GLOW Stars Said The Show "Never Lived Up To" Its Diversity Ideals Prior To Cancellation

Changes were supposed to come in Season 4.

Ellen Wong, Betty Gilpin, and Sunita Mani in Netflix's 'GLOW'
Erica Parise/Netflix

Following the show’s cancellation, GLOW actors said Season 4 of the Netflix female wrestling dramedy would have done better in terms of representation. In statements shared on Instagram on Monday, Oct. 19, six of the show's stars revealed that they had penned a letter to GLOW’s creators and executive producers to demand a more nuanced development of characters of color in the wake of the Black Lives Matter movement. The actors — Sunita Mani (Arthie), Sydelle Noel (Cherry), Britney Young (Carmen), Shakira Barrera (Yolanda), Kia Stevens (Tammé), and Ellen Wong (Jenny) — saw their push lead to "a series of poignant Zoom conversations" and a positive response from showrunners, per Mani, but Netflix ultimately cut the cord on the fourth and final season due to COVID-19.

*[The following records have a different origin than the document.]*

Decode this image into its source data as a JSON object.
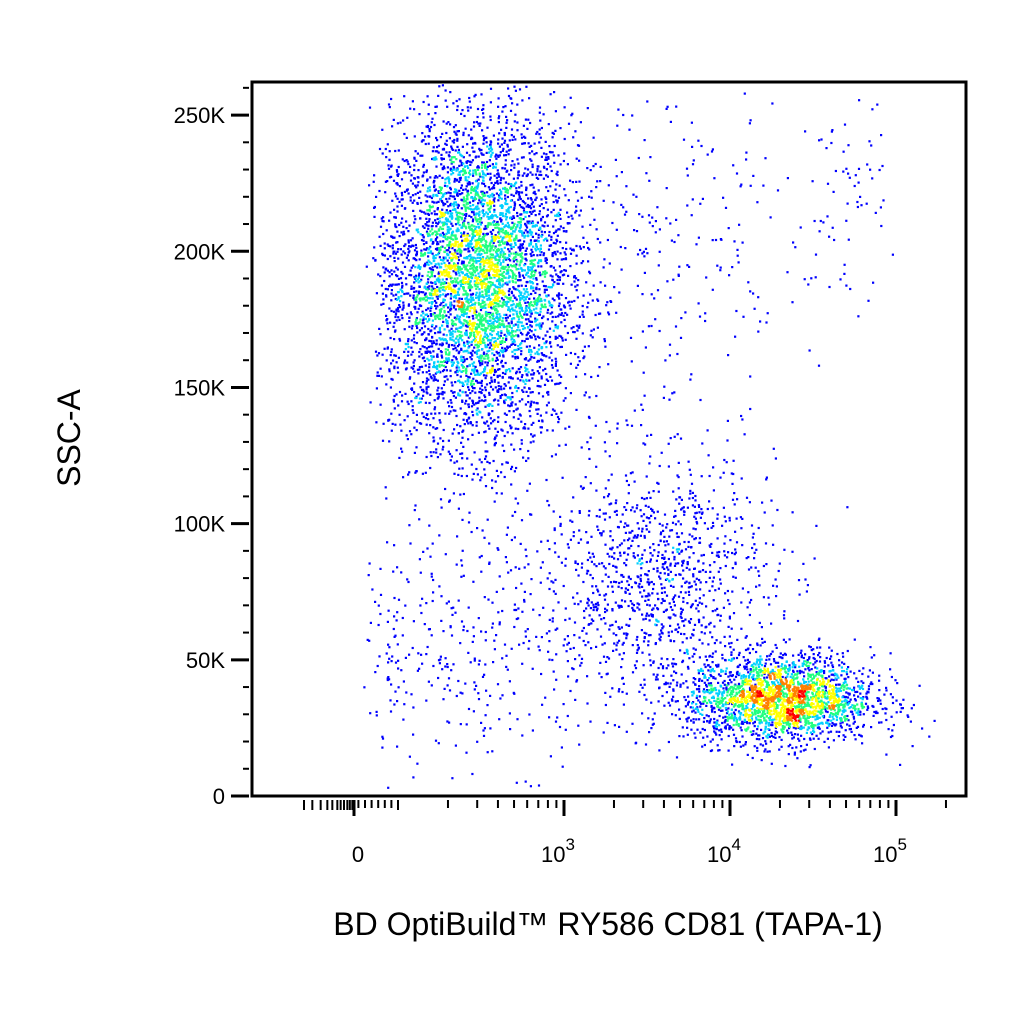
{
  "chart_data": {
    "type": "scatter",
    "title": "",
    "xlabel": "BD OptiBuild™ RY586 CD81 (TAPA-1)",
    "ylabel": "SSC-A",
    "x_scale": "biexponential",
    "x_range": [
      -300,
      200000
    ],
    "ylim": [
      0,
      262144
    ],
    "grid": false,
    "legend": "none",
    "density_colors": [
      "#0000ff",
      "#00d0ff",
      "#20ff80",
      "#ffff00",
      "#ff8000",
      "#ff0000"
    ],
    "x_ticks": [
      {
        "value": 0,
        "label": "0",
        "exp": ""
      },
      {
        "value": 1000,
        "label": "10",
        "exp": "3"
      },
      {
        "value": 10000,
        "label": "10",
        "exp": "4"
      },
      {
        "value": 100000,
        "label": "10",
        "exp": "5"
      }
    ],
    "y_ticks": [
      {
        "value": 0,
        "label": "0"
      },
      {
        "value": 50000,
        "label": "50K"
      },
      {
        "value": 100000,
        "label": "100K"
      },
      {
        "value": 150000,
        "label": "150K"
      },
      {
        "value": 200000,
        "label": "200K"
      },
      {
        "value": 250000,
        "label": "250K"
      }
    ],
    "populations": [
      {
        "center_x": 300,
        "center_y": 190000,
        "spread_log_x": 0.28,
        "spread_y": 30000,
        "count": 5200
      },
      {
        "center_x": 3500,
        "center_y": 80000,
        "spread_log_x": 0.35,
        "spread_y": 22000,
        "count": 1100
      },
      {
        "center_x": 20000,
        "center_y": 36000,
        "spread_log_x": 0.28,
        "spread_y": 8000,
        "count": 2400
      },
      {
        "center_x": 50000,
        "center_y": 220000,
        "spread_log_x": 0.12,
        "spread_y": 18000,
        "count": 60
      },
      {
        "center_x": 300,
        "center_y": 55000,
        "spread_log_x": 0.45,
        "spread_y": 22000,
        "count": 350
      },
      {
        "center_x": 3000,
        "center_y": 200000,
        "spread_log_x": 0.5,
        "spread_y": 35000,
        "count": 300
      }
    ]
  }
}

Noting that Season 4 “would have been such a catharsis,” Mani wrote, “Our show creators and producers HEARD US. They were in the process of making Season 4 reflect some of the system problems we outlined.” Mani continued, “I was so afraid to speak on these issues to my bosses, whom I respect and I think are so brilliant, but was deeply moved by the support of my fellow cast mates. This was a huge deal — creating space for change — and it was a testament to the love and support that was, by no twist of fate, an intentional element seeded by our shows creators and germinated in the entire cast.”

“This is the part of GLOW’s ending that I grapple with as a larger metaphor for our times,” she added. “Our show-within-a-show was an ambitious, female-powered underdog that got cancelled. And here we are, life imitating art.” Mani explained that the statement "is not posted to save" the show, but simply "some personal stuff that we wanted to share."

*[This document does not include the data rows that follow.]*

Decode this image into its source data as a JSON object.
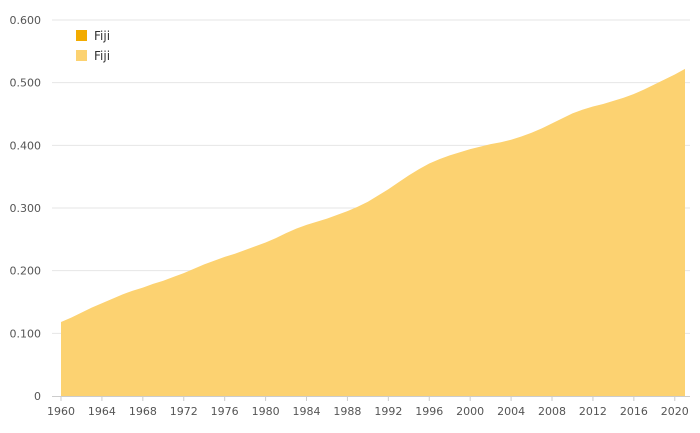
{
  "chart_data": {
    "type": "area",
    "title": "",
    "xlabel": "",
    "ylabel": "",
    "x": [
      1960,
      1961,
      1962,
      1963,
      1964,
      1965,
      1966,
      1967,
      1968,
      1969,
      1970,
      1971,
      1972,
      1973,
      1974,
      1975,
      1976,
      1977,
      1978,
      1979,
      1980,
      1981,
      1982,
      1983,
      1984,
      1985,
      1986,
      1987,
      1988,
      1989,
      1990,
      1991,
      1992,
      1993,
      1994,
      1995,
      1996,
      1997,
      1998,
      1999,
      2000,
      2001,
      2002,
      2003,
      2004,
      2005,
      2006,
      2007,
      2008,
      2009,
      2010,
      2011,
      2012,
      2013,
      2014,
      2015,
      2016,
      2017,
      2018,
      2019,
      2020,
      2021
    ],
    "series": [
      {
        "name": "Fiji",
        "values": [
          0.118,
          0.125,
          0.133,
          0.141,
          0.148,
          0.155,
          0.162,
          0.168,
          0.173,
          0.179,
          0.184,
          0.19,
          0.196,
          0.203,
          0.21,
          0.216,
          0.222,
          0.227,
          0.233,
          0.239,
          0.245,
          0.252,
          0.26,
          0.267,
          0.273,
          0.278,
          0.283,
          0.289,
          0.295,
          0.302,
          0.31,
          0.32,
          0.33,
          0.341,
          0.352,
          0.362,
          0.371,
          0.378,
          0.384,
          0.389,
          0.394,
          0.398,
          0.402,
          0.405,
          0.409,
          0.414,
          0.42,
          0.427,
          0.435,
          0.443,
          0.451,
          0.457,
          0.462,
          0.466,
          0.471,
          0.476,
          0.482,
          0.489,
          0.497,
          0.505,
          0.513,
          0.522
        ]
      }
    ],
    "ylim": [
      0,
      0.6
    ],
    "yticks": [
      0,
      0.1,
      0.2,
      0.3,
      0.4,
      0.5,
      0.6
    ],
    "ytick_labels": [
      "0",
      "0.100",
      "0.200",
      "0.300",
      "0.400",
      "0.500",
      "0.600"
    ],
    "xticks": [
      1960,
      1964,
      1968,
      1972,
      1976,
      1980,
      1984,
      1988,
      1992,
      1996,
      2000,
      2004,
      2008,
      2012,
      2016,
      2020
    ],
    "grid": true,
    "legend": {
      "placement": "top-left",
      "entries": [
        {
          "label": "Fiji",
          "color": "#f2ab00"
        },
        {
          "label": "Fiji",
          "color": "#fcd271"
        }
      ]
    },
    "fill_color": "#fcd271"
  }
}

The group shared the full contents of their letter, explaining that sharing it is a form of “personal closure” or catharsis. In it, they had cited the lack of people of color in the writer’s room (zero, to be precise) and the “racist and offensive stereotypes” imbued on characters of color. More specifically, they had outlined three requests for change: hiring an executive producer or consulting producer of color; addressing how stereotypical and offensive personas have impacted character of colors’ professional lives and dignity; and amplifying the voices and importance of their characters within the narrative.

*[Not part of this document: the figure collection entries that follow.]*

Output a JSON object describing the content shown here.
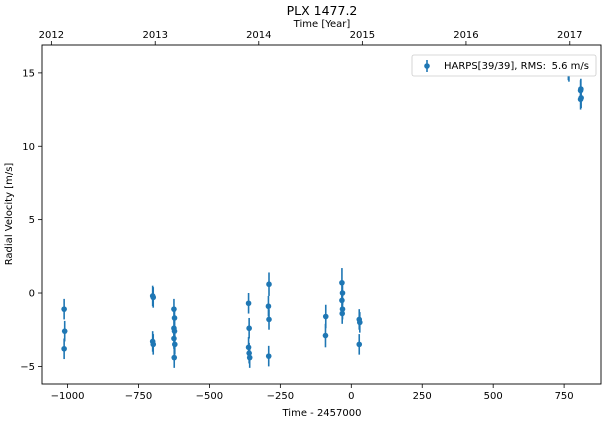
{
  "chart_data": {
    "type": "scatter",
    "title": "PLX 1477.2",
    "xlabel": "Time - 2457000",
    "ylabel": "Radial Velocity [m/s]",
    "top_xlabel": "Time [Year]",
    "xlim": [
      -1090,
      880
    ],
    "ylim": [
      -6.2,
      16.9
    ],
    "x_ticks": [
      -1000,
      -750,
      -500,
      -250,
      0,
      250,
      500,
      750
    ],
    "x_tick_labels": [
      "−1000",
      "−750",
      "−500",
      "−250",
      "0",
      "250",
      "500",
      "750"
    ],
    "y_ticks": [
      -5,
      0,
      5,
      10,
      15
    ],
    "y_tick_labels": [
      "−5",
      "0",
      "5",
      "10",
      "15"
    ],
    "top_ticks": [
      -1057,
      -691,
      -326,
      39,
      404,
      770
    ],
    "top_tick_labels": [
      "2012",
      "2013",
      "2014",
      "2015",
      "2016",
      "2017"
    ],
    "grid": false,
    "legend_position": "top-right",
    "series": [
      {
        "name": "HARPS[39/39], RMS:",
        "rms_label": "5.6 m/s",
        "color": "#1f77b4",
        "points": [
          {
            "x": -1012,
            "y": -1.1,
            "err": 0.7
          },
          {
            "x": -1010,
            "y": -2.6,
            "err": 0.7
          },
          {
            "x": -1012,
            "y": -3.8,
            "err": 0.7
          },
          {
            "x": -700,
            "y": -0.2,
            "err": 0.7
          },
          {
            "x": -698,
            "y": -0.3,
            "err": 0.7
          },
          {
            "x": -700,
            "y": -3.3,
            "err": 0.7
          },
          {
            "x": -698,
            "y": -3.5,
            "err": 0.7
          },
          {
            "x": -625,
            "y": -1.1,
            "err": 0.7
          },
          {
            "x": -623,
            "y": -1.7,
            "err": 0.7
          },
          {
            "x": -625,
            "y": -2.4,
            "err": 0.7
          },
          {
            "x": -623,
            "y": -2.6,
            "err": 0.7
          },
          {
            "x": -625,
            "y": -3.1,
            "err": 0.7
          },
          {
            "x": -622,
            "y": -3.5,
            "err": 0.7
          },
          {
            "x": -624,
            "y": -4.4,
            "err": 0.7
          },
          {
            "x": -362,
            "y": -0.7,
            "err": 0.7
          },
          {
            "x": -360,
            "y": -2.4,
            "err": 0.7
          },
          {
            "x": -362,
            "y": -3.7,
            "err": 0.7
          },
          {
            "x": -360,
            "y": -4.1,
            "err": 0.7
          },
          {
            "x": -358,
            "y": -4.4,
            "err": 0.7
          },
          {
            "x": -290,
            "y": 0.6,
            "err": 0.8
          },
          {
            "x": -292,
            "y": -0.9,
            "err": 0.7
          },
          {
            "x": -290,
            "y": -1.8,
            "err": 0.7
          },
          {
            "x": -291,
            "y": -4.3,
            "err": 0.7
          },
          {
            "x": -90,
            "y": -1.6,
            "err": 0.8
          },
          {
            "x": -91,
            "y": -2.9,
            "err": 0.8
          },
          {
            "x": -33,
            "y": 0.7,
            "err": 1.0
          },
          {
            "x": -31,
            "y": 0.0,
            "err": 0.8
          },
          {
            "x": -33,
            "y": -0.5,
            "err": 0.7
          },
          {
            "x": -31,
            "y": -1.1,
            "err": 0.7
          },
          {
            "x": -32,
            "y": -1.4,
            "err": 0.7
          },
          {
            "x": 28,
            "y": -1.8,
            "err": 0.7
          },
          {
            "x": 30,
            "y": -2.0,
            "err": 0.7
          },
          {
            "x": 28,
            "y": -3.5,
            "err": 0.7
          },
          {
            "x": 765,
            "y": 15.2,
            "err": 0.7
          },
          {
            "x": 767,
            "y": 15.1,
            "err": 0.7
          },
          {
            "x": 808,
            "y": 13.8,
            "err": 0.7
          },
          {
            "x": 810,
            "y": 13.3,
            "err": 0.7
          },
          {
            "x": 808,
            "y": 13.2,
            "err": 0.7
          },
          {
            "x": 809,
            "y": 13.9,
            "err": 0.7
          }
        ]
      }
    ]
  }
}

The actors' posts were also full of mixed emotions. As much as they are proud of their courage, they are disappointed to never see their progress fully realized.

GLOW, which followed the adventures of a women's professional wrestling circuit (short for “Gorgeous Ladies of Wrestling”) in the 1980s, is the latest series to suffer a renewal reversal amid COVID-19. Netflix’s The Society, Showtime’s On Becoming a God in Central Florida, and Comedy Central’s Drunk History are a few titles that have experienced the same fate.